Cette exhortation du philosophe à réveiller l'humanité endormie, une seule femme l'avait entendue, "La dernière femme" qui vivait sur les hauteurs d'une caverne à la manière de Zarathoustra, cet éveilleur de conscience "pareil au semeur qui, après avoir répandu sa graine dans les sillons, attend que la semence lève. " Et cela, "que la semence lève", la Solitaire en avait eu, toute son existence, une conscience aiguë, proche d'une maladie, une fièvre interne, des vertiges, de longs frissonnements qui soulevaient sur sa peau une théorie de picots. Des graines en attente d'éclosion, des graines levantes disposées au métabolisme universel, des graines gonflées de sève qui tendaient leur fragile coque aux faveurs de l'héliotropisme, qui se hissaient sur leur partie la plus érectile afin qu'à leur contact le sens s'inscrivît à même la promesse dont elles étaient porteuses. Partout, sur la terre, au creux des frais vallons, sur l'épaule souple des collines, dans les cannelures des villes, dans les demeures de ciment aux fenêtres étroites, des milliers de graines contiguës faisaient leur chant de levain, leur comptine de mie odorante, leur fable de croûte disposée à l'accueil de ce qui croissait et se multipliait parmi les sutures et les entrelacs du chaos. Seulement les graines n'étaient pas sorties de leur pénombre originelle qu'elles se dispersaient en une multitude d'affairements multicolores, en une myriade d'éblouissements polyphoniques, en un étoilement de gerbes luxuriantes. C'est de là, de cette occupation constante, de cet aveuglement à suivre le sillon tracé par le destin que naissait la surdité primordiale, celle qui ne pouvait se terminer que dans les affres des fosses carolines, un pieu traversant l'anatomie suffoquée. C'était toujours pareil : la finitude sur laquelle on venait s'empaler comme de frêles insectes sur l'aiguille illisible de l'entomologiste. Et, au-dessous de soi, la mutité compacte de la plaque de liège et, au-dessus de soi la vitre glauque du ciel au goût de formol. Tétanisés avant même d'avoir terminé leur métamorphose, ainsi étaient "les hommes de bonne volonté", une aile clouée au pur désir de commencer, une autre rivée à la hâte d'en finir. Entre les deux, la simple histoire d'une vacuité redoublée de la symphonie achevée d'une vanité constitutionnelle.
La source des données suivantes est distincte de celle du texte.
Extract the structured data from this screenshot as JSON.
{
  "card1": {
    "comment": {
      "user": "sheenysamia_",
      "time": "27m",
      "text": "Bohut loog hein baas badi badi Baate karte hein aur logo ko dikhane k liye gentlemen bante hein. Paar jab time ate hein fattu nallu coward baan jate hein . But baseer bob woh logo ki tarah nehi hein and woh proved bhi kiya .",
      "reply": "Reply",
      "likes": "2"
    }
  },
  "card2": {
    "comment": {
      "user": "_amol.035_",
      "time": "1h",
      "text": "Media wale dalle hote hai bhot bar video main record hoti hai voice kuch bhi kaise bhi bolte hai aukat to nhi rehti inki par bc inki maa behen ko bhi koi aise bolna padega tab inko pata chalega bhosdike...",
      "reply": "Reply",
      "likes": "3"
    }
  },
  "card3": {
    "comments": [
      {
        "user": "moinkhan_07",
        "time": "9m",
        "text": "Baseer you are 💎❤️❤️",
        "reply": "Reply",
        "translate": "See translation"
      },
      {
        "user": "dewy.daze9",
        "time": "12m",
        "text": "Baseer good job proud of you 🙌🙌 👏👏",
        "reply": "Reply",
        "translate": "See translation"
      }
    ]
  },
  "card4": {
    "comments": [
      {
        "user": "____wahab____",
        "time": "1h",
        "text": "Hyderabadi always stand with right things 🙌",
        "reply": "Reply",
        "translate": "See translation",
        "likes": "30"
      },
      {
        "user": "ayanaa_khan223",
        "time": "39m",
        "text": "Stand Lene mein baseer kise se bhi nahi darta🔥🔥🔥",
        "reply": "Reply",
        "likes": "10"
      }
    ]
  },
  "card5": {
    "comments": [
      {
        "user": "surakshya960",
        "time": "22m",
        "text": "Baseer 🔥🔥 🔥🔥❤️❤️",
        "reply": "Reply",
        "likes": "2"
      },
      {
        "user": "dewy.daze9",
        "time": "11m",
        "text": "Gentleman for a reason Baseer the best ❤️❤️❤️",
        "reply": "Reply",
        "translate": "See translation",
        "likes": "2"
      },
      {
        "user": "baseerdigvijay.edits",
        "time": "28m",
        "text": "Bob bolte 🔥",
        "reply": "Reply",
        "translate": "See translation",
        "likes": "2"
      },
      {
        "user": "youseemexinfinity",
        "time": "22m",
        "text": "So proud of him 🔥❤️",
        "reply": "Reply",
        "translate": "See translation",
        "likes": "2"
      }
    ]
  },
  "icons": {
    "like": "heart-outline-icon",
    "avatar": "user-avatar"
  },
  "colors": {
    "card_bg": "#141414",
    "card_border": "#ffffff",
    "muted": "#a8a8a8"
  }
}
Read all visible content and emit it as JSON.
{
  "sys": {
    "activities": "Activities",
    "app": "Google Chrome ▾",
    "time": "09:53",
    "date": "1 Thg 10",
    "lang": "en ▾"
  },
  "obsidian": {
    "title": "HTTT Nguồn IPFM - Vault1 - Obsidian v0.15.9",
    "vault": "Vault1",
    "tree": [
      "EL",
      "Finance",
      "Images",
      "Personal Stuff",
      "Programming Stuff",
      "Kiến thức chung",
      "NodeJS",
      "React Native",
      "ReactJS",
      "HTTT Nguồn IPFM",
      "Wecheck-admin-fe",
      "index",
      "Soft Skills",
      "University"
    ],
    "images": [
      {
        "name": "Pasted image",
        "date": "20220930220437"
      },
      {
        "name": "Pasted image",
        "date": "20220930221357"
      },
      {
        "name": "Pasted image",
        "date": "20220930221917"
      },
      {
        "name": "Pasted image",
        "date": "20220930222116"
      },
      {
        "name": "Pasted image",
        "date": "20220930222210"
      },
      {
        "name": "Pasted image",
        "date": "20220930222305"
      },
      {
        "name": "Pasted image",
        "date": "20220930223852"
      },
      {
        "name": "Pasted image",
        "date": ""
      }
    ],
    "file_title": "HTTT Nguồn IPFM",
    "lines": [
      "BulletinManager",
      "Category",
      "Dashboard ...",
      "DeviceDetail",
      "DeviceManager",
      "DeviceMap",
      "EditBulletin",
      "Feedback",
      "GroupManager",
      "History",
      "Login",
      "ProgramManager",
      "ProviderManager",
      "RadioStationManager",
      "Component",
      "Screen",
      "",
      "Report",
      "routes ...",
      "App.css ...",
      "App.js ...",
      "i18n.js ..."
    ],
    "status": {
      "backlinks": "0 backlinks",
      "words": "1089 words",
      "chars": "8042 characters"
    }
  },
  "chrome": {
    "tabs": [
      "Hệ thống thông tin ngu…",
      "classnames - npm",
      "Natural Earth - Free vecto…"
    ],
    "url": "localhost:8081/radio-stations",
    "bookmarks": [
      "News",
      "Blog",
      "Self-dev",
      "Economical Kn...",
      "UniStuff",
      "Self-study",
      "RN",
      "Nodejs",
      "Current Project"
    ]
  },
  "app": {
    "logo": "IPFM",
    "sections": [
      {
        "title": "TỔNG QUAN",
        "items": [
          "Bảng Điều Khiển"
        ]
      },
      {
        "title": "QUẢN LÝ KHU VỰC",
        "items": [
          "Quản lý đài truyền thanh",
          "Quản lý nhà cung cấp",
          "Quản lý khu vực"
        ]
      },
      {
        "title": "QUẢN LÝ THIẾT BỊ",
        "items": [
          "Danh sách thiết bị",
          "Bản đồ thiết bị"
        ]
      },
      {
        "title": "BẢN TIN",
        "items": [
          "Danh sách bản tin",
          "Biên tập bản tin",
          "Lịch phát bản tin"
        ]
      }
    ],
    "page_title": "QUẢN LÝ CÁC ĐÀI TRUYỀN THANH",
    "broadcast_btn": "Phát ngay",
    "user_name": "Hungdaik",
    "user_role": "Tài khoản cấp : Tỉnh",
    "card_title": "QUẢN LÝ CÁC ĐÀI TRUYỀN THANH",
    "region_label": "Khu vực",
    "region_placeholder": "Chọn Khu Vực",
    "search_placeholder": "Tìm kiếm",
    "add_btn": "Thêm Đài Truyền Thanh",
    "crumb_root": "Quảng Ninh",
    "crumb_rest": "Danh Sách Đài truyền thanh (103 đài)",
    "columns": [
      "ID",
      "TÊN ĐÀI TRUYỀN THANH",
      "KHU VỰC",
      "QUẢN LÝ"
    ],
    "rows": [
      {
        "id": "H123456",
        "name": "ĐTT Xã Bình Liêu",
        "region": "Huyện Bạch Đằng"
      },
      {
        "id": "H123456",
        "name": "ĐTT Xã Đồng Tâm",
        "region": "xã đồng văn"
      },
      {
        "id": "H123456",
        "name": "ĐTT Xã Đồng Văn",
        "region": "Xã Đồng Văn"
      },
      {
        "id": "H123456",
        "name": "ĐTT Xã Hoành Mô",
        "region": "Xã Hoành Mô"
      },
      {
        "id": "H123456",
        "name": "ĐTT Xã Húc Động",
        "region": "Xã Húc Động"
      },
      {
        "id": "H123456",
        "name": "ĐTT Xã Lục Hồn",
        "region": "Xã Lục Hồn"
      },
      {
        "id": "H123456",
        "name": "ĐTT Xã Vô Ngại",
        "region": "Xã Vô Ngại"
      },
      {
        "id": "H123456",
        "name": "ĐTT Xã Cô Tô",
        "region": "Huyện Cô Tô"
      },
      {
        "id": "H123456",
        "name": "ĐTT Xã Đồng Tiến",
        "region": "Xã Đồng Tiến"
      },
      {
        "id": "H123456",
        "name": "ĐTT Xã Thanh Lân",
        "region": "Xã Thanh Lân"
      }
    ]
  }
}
Mais, déjà, il a été assez dit de ces piétinements dans les contingences mondaines, de ces nages de carpes koï au ventre gonflé s'échouant sur les sables de leur incomplétude, de leur impuissance à être. A paraître seulement, comme les marionnettes que l'on range dans le corridor obscur des coffres une fois le spectacle terminé, le castelet replié sur son mutisme éternel. Il y avait mieux à faire que de renoncer et de confier le vestibule étroit de ses lèvres au baiser gluant et fade de la mort. Infiniment mieux à faire que de confier son corps à la première irrésolution venue. Voici ce qu'il fallait faire, que la Solitaire avait placé en exergue de sa fragile traversée parmi les hommes. Un matin de claire lumière, avant que ne survienne l'irréparable chute, elle avait gagné le sombre des garrigues, là où la végétation cédait la place au silence des pierres. L'air était doux, parfumé de romarin et gonflé d'iode. Quelques senteurs de lavande se détachaient des touffes mauves, posant ci et là leurs touches étoilées. Solitaire avait emprunté le vallon qui sinuait en de profondes gorges, des bouquets de pins torturés par le vent s'accrochant aux plaques de gravier blanc. Le silence était partout, seulement troublé, parfois, par le grésillement d'un insecte, la dilatation d'une pierre sous les premières butées de lumière.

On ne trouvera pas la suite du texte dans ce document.